Background: The majority of relations between proteins can be represented as a conventional sequential alignment. Nevertheless, unusual non-sequential alignments with different connectivity of the aligned fragments in compared proteins have been reported by many researchers. It is interesting to understand those non-sequential alignments; are they unique, sporadic cases or they occur frequently; do they belong to a few specific folds or spread among many different folds, as a common feature of protein structure. We present here a comprehensive large-scale study of non-sequential alignments between available protein structures in Protein Data Bank.

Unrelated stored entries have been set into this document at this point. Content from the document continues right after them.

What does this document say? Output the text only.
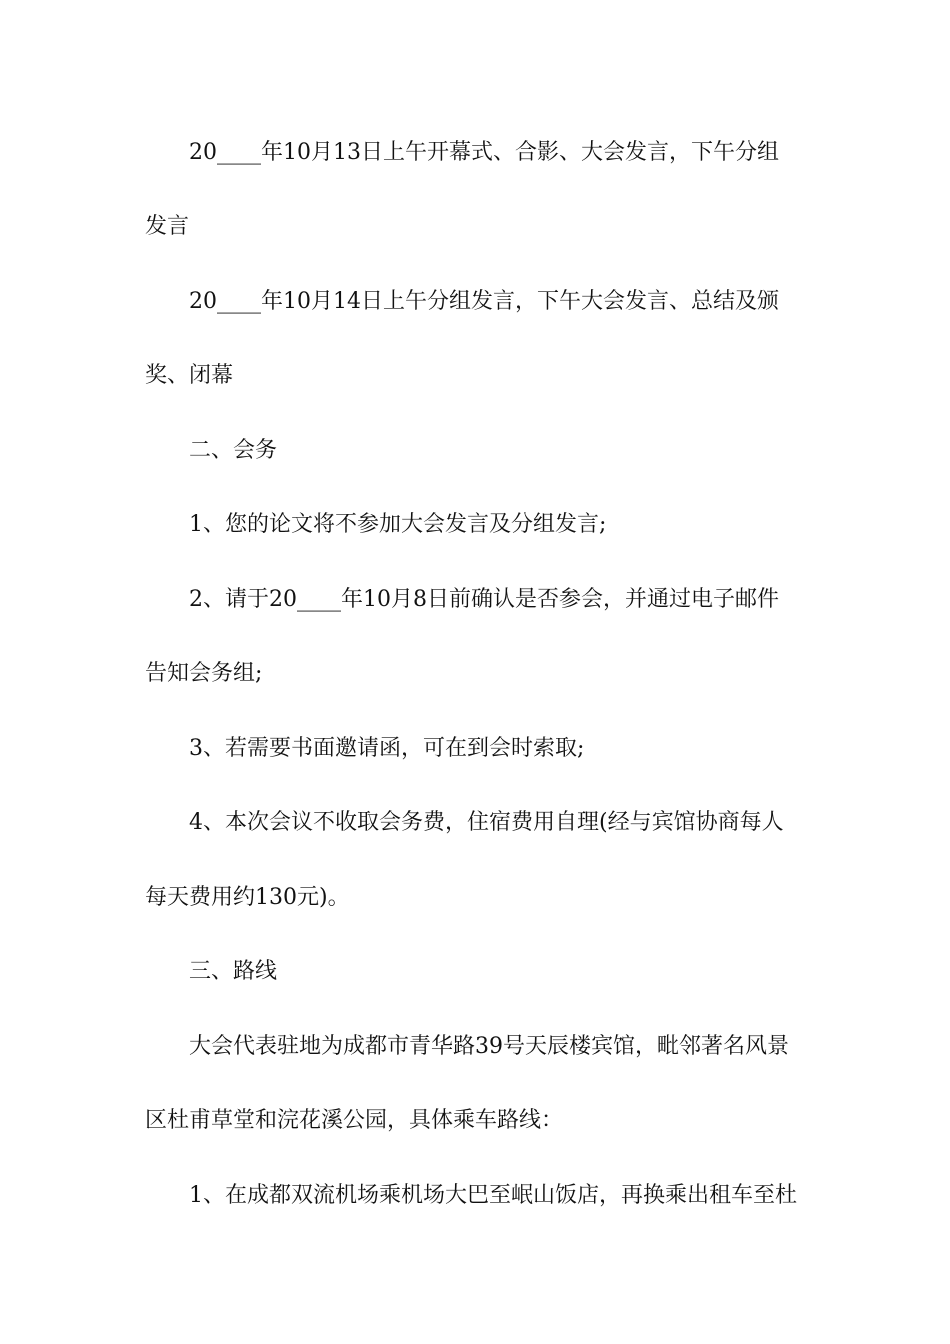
20____年10月13日上午开幕式、合影、大会发言，下午分组

发言

20____年10月14日上午分组发言，下午大会发言、总结及颁

奖、闭幕

二、会务

1、您的论文将不参加大会发言及分组发言;

2、请于20____年10月8日前确认是否参会，并通过电子邮件

告知会务组;

3、若需要书面邀请函，可在到会时索取;

4、本次会议不收取会务费，住宿费用自理(经与宾馆协商每人

每天费用约130元)。

三、路线

大会代表驻地为成都市青华路39号天辰楼宾馆，毗邻著名风景

区杜甫草堂和浣花溪公园，具体乘车路线：

1、在成都双流机场乘机场大巴至岷山饭店，再换乘出租车至杜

Results: The study has been conducted on a non-redundant set of 8,865 protein structures aligned with the aid of the TOPOFIT method. It has been estimated that between 17.4% and 35.2% of all alignments are non-sequential depending on variations in the parameters. Analysis of the data revealed that non-sequential relations between proteins do occur systematically and in large quantities. Various sizes and numbers of non-sequential fragments have been observed with all possible complexities of fragment rearrangements found for alignments consisting of up to 12 fragments. It has been found that non-sequential alignments are not limited to proteins of any particular fold and are present in more than two hundred of them. Moreover, many of them are found between proteins with different fold assignments. It has been shown that protein structure symmetry does not explain non-sequential alignments. Therefore, compelling evidences have been provided that non-sequential alignments between proteins are systematic and widespread across the protein universe.
Conclusion: The phenomenon of the widespread occurrence of non-sequential alignments between proteins might represent a missing rule of protein structure organization. More detailed study of this phenomenon will enhance our understanding of protein stability, folding, and evolution.